Labour’s Civil Society Shadow Minister, Anna Turley MP, addressed ACEVO’s annual conference today and spoke about the challenges facing the sector and her support for a greater role for Third Sector organisations in public service delivery.

Anna highlighted the triple whammy faced by the voluntary sector over the last five years from: reductions in public funding, greater demand on third sector services because of a shrinking state, and the devastating impact of welfare reforms.

She said the ‘Big Society’ agenda had become a “flimsy excuse to roll back the frontiers of the state, without providing civic society the support and resource to flourish in its place”. She also criticised the way the private sector had been allowed to take the majority of contracts by a government that “sees the cost of everything and the value of nothing.”

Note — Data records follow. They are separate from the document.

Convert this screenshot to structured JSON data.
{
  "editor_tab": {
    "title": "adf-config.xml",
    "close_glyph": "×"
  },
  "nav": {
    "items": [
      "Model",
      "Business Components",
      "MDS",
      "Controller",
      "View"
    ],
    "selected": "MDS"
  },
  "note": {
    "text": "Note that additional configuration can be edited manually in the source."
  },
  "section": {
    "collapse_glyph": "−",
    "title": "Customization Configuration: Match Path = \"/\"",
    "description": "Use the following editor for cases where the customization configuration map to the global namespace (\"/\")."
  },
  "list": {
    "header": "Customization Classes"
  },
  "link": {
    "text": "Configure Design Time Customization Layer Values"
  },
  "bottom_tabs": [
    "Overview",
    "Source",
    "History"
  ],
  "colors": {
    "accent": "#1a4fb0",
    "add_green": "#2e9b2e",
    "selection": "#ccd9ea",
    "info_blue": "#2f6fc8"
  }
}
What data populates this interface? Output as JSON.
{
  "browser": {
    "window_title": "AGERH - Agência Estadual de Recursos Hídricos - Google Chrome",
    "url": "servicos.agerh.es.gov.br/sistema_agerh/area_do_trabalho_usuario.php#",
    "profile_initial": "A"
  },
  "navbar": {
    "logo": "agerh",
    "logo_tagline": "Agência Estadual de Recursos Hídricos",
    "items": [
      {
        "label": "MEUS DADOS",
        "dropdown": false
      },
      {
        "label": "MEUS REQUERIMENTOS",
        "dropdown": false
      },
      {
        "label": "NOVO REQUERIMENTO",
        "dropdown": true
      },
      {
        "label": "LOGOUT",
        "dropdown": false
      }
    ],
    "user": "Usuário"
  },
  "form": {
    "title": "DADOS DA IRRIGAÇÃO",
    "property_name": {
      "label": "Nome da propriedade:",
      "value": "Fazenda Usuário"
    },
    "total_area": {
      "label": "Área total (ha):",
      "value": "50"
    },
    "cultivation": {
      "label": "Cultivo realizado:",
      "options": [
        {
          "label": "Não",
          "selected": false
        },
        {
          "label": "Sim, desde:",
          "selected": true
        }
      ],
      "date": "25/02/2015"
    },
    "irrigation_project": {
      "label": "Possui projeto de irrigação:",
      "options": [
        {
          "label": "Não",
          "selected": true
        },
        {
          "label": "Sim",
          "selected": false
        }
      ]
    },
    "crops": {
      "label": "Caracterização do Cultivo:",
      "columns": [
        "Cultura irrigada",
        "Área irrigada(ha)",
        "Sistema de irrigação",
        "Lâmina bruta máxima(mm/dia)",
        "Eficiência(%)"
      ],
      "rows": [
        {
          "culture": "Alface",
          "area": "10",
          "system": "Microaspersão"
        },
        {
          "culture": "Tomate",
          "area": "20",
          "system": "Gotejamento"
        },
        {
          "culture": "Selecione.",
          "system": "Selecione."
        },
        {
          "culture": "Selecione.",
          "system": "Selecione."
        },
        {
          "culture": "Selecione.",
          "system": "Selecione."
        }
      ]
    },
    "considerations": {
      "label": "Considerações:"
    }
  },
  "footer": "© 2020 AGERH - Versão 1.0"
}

Anna welcomed the ACEVO Report as ‘timely and important’ in light of the challenges the sector faces.

The Shadow Minister said the boldest and most important recommendation was the emphasis on increasing the proportion of public spending measures aimed at prevention.

Anna described her frustrations at the “lost opportunity and money wasted in a system of public services that waits until the crisis to act”, reflecting on her work on juvenile reoffending at the Home Office and the experience of unemployment in her constituency.

Anna said short sighted spending cuts had unravelled what progress had been made under the last Labour government and that she intended to seek every opportunity to rebalance public services towards prevention and early intervention.

Anna also welcomed the recommendation to enshrine a Public Service Constitution in legislation.

She said her own experience with her constituents had shown her people were often let down by the failure of public services, despite the dedication and professionalism of staff, and that too often people felt they had no voice.

She said people should play a greater role in designing services suited to them and that they should have more power to act when things go wrong.

Anna showed her support for the idea of a ‘Community First’ test to put people before profit and social outcomes before the lowest cost.

She referred to ACEVO research pointing to the domination of a few large companies in public services, and argued that they squeezed out the great, innovative work of voluntary providers and their often more personally tailored services.

Anna also reaffirmed her commitment to work with and support the sector.

“I say as the Labour Shadow Minister for Civil Society, we will be here to support you.

I intend to spend the first six months of next year getting out and about to visit all the good work you are doing, and setting out a number of policy work streams that we will launch in the New Year and publish next autumn.”